Purification, Identification and Molecular Docking of Immunomodulatory Peptides from the Heads of Litopenaeus vannamei

Abstract

In order to realize the high-value utilization of Litopenaeus vannamei (L. vannamei) heads, immunomodulatory peptides were prepared from the enzymatic hydrolysate of L. vannamei heads, and the action mechanism of immunomodulatory peptides was determined by molecular docking. The results showed that six proteases were used to hydrolyze L. vannamei head proteins, with the animal protease hydrolysate exhibiting the highest macrophage relative proliferation rate (MRPR). The enzymatic products were then sequentially purified by ultrafiltration, Sephadex G-15 gel chromatography, identified by liquid chromatography-mass spectrometry (LC-MS/MS), and finally selected for six immunomodulatory peptides (PSPFPYFT, SAGFPEGF, GPQGPPGH, QGF, PGMR, and WQR). These peptides maintained good immune activity under heat treatment, pH treatment, and in vitro gastrointestinal digestion. Molecular docking analysis indicated that these peptides showed great binding to both toll-like receptor 2 and 4 (TLR2 and TLR4/MD-2), leading to immunomodulation. The discarded L. vannamei heads in this article are considered to be promising food-borne immunomodulators that contribute to enhancing the immune function of the body.

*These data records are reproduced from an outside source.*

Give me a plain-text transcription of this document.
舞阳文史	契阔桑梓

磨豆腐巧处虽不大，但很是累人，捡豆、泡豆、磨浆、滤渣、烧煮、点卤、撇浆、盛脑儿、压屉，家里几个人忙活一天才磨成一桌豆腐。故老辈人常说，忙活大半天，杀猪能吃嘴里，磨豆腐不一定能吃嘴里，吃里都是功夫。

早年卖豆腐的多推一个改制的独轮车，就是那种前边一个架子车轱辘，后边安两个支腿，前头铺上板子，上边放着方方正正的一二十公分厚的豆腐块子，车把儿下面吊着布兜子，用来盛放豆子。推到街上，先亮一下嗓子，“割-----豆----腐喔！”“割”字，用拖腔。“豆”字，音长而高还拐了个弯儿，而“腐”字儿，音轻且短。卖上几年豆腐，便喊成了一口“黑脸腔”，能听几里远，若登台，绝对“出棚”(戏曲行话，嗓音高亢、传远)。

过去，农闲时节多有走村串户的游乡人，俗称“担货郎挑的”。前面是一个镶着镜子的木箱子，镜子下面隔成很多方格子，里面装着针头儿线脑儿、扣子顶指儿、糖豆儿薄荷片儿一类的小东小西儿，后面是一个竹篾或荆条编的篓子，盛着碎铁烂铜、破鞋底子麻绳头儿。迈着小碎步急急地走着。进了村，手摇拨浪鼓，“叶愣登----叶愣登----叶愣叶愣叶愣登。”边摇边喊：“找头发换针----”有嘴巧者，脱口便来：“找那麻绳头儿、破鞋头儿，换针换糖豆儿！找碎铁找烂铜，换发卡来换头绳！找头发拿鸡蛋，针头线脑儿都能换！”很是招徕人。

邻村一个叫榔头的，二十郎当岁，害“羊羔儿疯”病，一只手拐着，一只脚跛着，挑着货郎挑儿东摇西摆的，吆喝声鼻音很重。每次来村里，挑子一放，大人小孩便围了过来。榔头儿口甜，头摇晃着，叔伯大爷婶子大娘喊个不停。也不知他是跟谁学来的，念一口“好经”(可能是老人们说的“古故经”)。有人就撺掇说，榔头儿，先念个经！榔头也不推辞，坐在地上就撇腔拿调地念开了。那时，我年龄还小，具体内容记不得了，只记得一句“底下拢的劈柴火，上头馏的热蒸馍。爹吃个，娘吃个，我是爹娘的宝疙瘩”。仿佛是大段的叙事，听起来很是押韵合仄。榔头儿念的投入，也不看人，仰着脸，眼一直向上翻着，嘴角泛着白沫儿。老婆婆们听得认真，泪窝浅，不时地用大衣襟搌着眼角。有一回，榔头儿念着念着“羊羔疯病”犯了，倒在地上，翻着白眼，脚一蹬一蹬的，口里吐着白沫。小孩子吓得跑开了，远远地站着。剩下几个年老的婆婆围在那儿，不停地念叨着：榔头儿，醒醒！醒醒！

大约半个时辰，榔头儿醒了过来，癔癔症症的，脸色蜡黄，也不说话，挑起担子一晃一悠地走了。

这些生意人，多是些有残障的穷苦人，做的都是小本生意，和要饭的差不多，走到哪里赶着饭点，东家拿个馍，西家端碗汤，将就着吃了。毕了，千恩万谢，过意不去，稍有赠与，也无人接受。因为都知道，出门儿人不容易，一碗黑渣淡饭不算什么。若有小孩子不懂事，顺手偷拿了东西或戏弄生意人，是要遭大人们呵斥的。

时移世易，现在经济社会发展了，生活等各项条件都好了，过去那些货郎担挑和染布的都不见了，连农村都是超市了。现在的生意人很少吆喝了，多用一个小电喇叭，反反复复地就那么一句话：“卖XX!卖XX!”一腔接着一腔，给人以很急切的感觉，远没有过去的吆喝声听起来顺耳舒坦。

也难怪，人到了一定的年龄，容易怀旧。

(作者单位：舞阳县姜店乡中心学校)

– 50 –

Keywords: L. vannamei heads; identification; immunomodulatory peptides; molecular docking; purification.

Figure 1

Relative proliferation rate of macrophages (MRPR) and degree of hydrolysis (DH) with different enzymatic hydrolysis products (a), and molecular weight distribution of different enzymatic hydrolysates (b). Different uppercase letters in the figure indicate significant differences in DH (p < 0.05); different lowercase letters indicate significant differences in MRPR (p < 0.05).

Figure 2

MRPR in each ultrafiltration fraction (100 μg/mL) (a); Sephadex G-15 gel chromatogram (b), and MRPR in each component (c). Different lowercase letters indicate significant differences in MRPR (p < 0.05).

Figure 3

Evaluation of the immunomodulatory property of the M4-1 fraction. Effects of different concentrations of M4-1 components on phagocytosis of neutral red (a), NO release (b), and cytokines TNF-α (c), IL-2 (d), IL-6 (e), and IL-1β (f) in macrophages. Values in columns a–d with different superscripts indicate significant differences (p < 0.05).

Figure 4

MS/MS spectra of six immunomodulatory peptides identified and screened from the M4-1 fraction PSPFPYFT (a), SAGFPEGF (b), GPQGPPGH (c), QGF (d), PGMR (e), and WQR (f).

Figure 5

Stability analysis of synthetic peptides. Effects of gastrointestinal digestion (a), heat treatment (b), and pH treatment (c) on the relative proliferation rate of macrophages. Values in columns a–d with different superscripts indicate significant differences (p < 0.05).

Figure 6

Binding and interacting residues of peptides with TLR2 (ID: 1FYW). PSPFPYFT-TLR2 (a), GPQGPPGH-TLR2 (b), PGMR-TLR2 (c), and WQR-TLR2 (d). In the figure, green represents hydrogen bonds, yellow represents polypeptide ligands, and purple represents amino acid residues related to the action.

Figure 7

Binding and interacting residues of peptides with TLR4/MD-2 (ID: 5IJD). PSPFPYFT-TLR4/MD-2 (a), GPQGPPGH-TLR4/MD-2 (b), PGMR-TLR4/MD-2 (c), and WQR-TLR4/MD-2 (d). In the figure, green represents hydrogen bonds, yellow represents polypeptide ligands, and purple represents amino acid residues related to the action.